Временное правительство разговаривало и совещалось, как поступить с этою властью, выросшею у него, как гнойный прыщ на носу.
Разогнать? Но это нарушить девственную чистоту бескровной ликующей революции, это покажется народу старым режимом, насилием, произволом. Да и кто будет разгонять? Солдаты и рабочие не захотят гнать своих депутатов, которых, надо полагать, они когда-то избрали и которые отрицают войну и обещают мир.
Соединиться с ними, вступить в переговоры, сделать из них, так сказать, нижнюю палату будущего парламента, признать их и столковаться.
Как будто неловко.
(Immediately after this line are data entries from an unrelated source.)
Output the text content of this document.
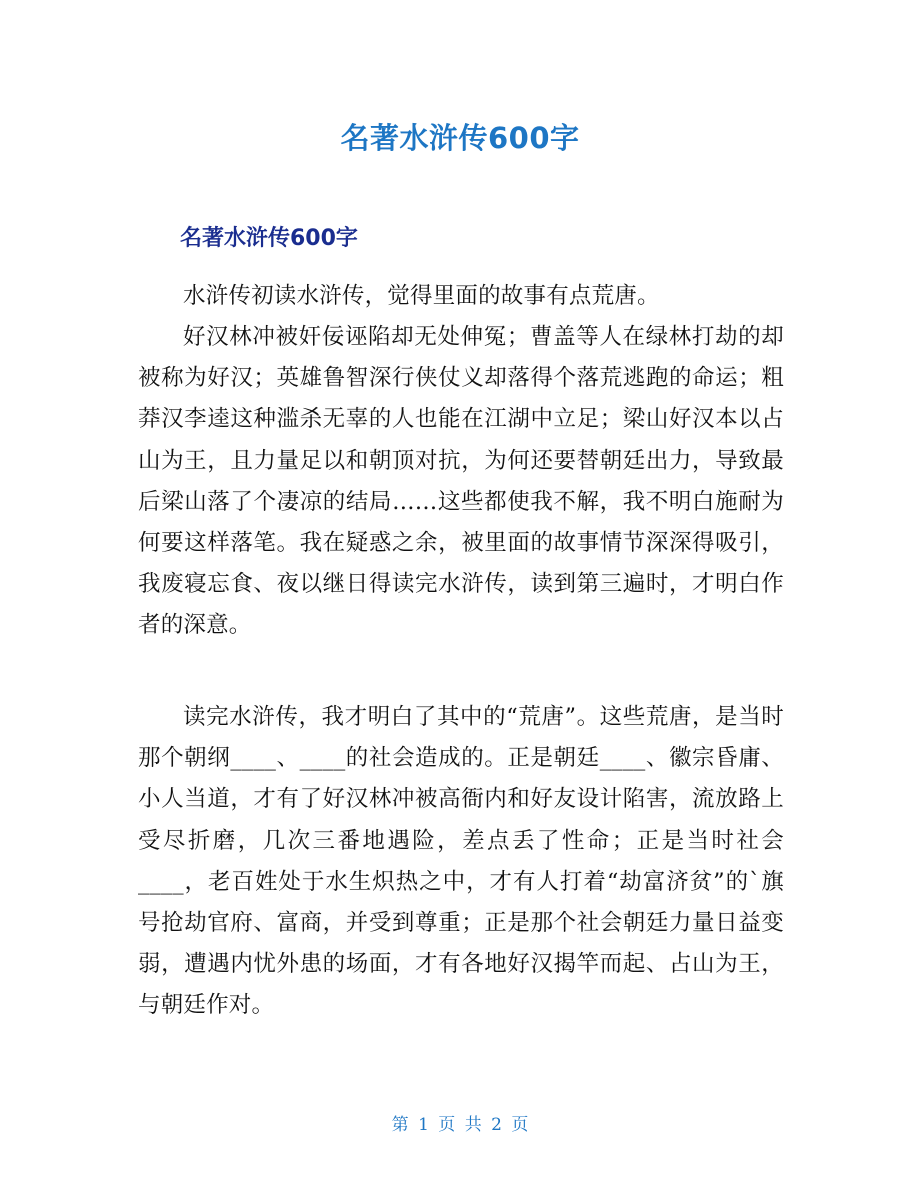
名著水浒传600字
名著水浒传600字

水浒传初读水浒传，觉得里面的故事有点荒唐。

好汉林冲被奸佞诬陷却无处伸冤；曹盖等人在绿林打劫的却被称为好汉；英雄鲁智深行侠仗义却落得个落荒逃跑的命运；粗莽汉李逵这种滥杀无辜的人也能在江湖中立足；梁山好汉本以占山为王，且力量足以和朝顶对抗，为何还要替朝廷出力，导致最后梁山落了个凄凉的结局……这些都使我不解，我不明白施耐为何要这样落笔。我在疑惑之余，被里面的故事情节深深得吸引，我废寝忘食、夜以继日得读完水浒传，读到第三遍时，才明白作者的深意。

读完水浒传，我才明白了其中的“荒唐”。这些荒唐，是当时那个朝纲____、____的社会造成的。正是朝廷____、徽宗昏庸、小人当道，才有了好汉林冲被高衙内和好友设计陷害，流放路上受尽折磨，几次三番地遇险，差点丢了性命；正是当时社会____，老百姓处于水生炽热之中，才有人打着“劫富济贫”的`旗号抢劫官府、富商，并受到尊重；正是那个社会朝廷力量日益变弱，遭遇内忧外患的场面，才有各地好汉揭竿而起、占山为王，与朝廷作对。

第 1 页 共 2 页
Уже слишком махровая компания там заседает, да и определённо известно, что никто никогда их не избирал.
Решили просто. Держать с ними «контакт». Кому пришла эта гениальная идея, я затрудняюсь сказать, но очень скоро наш брат чиновник, да и кое-какой офицер почувствовал, что настоящая власть это и есть Цедербаум, Нахамкес и компания, а князь Львов, Гучков и Милюков — это только вывеска для господ, и ловчилы в мундирах, иногда и со значками Генерального штаба, стали появляться, яко тать в нощи, перед советом и выражать свою преданность красному знамени, отрекаясь от ощипанного новым правительством двуглавого орла.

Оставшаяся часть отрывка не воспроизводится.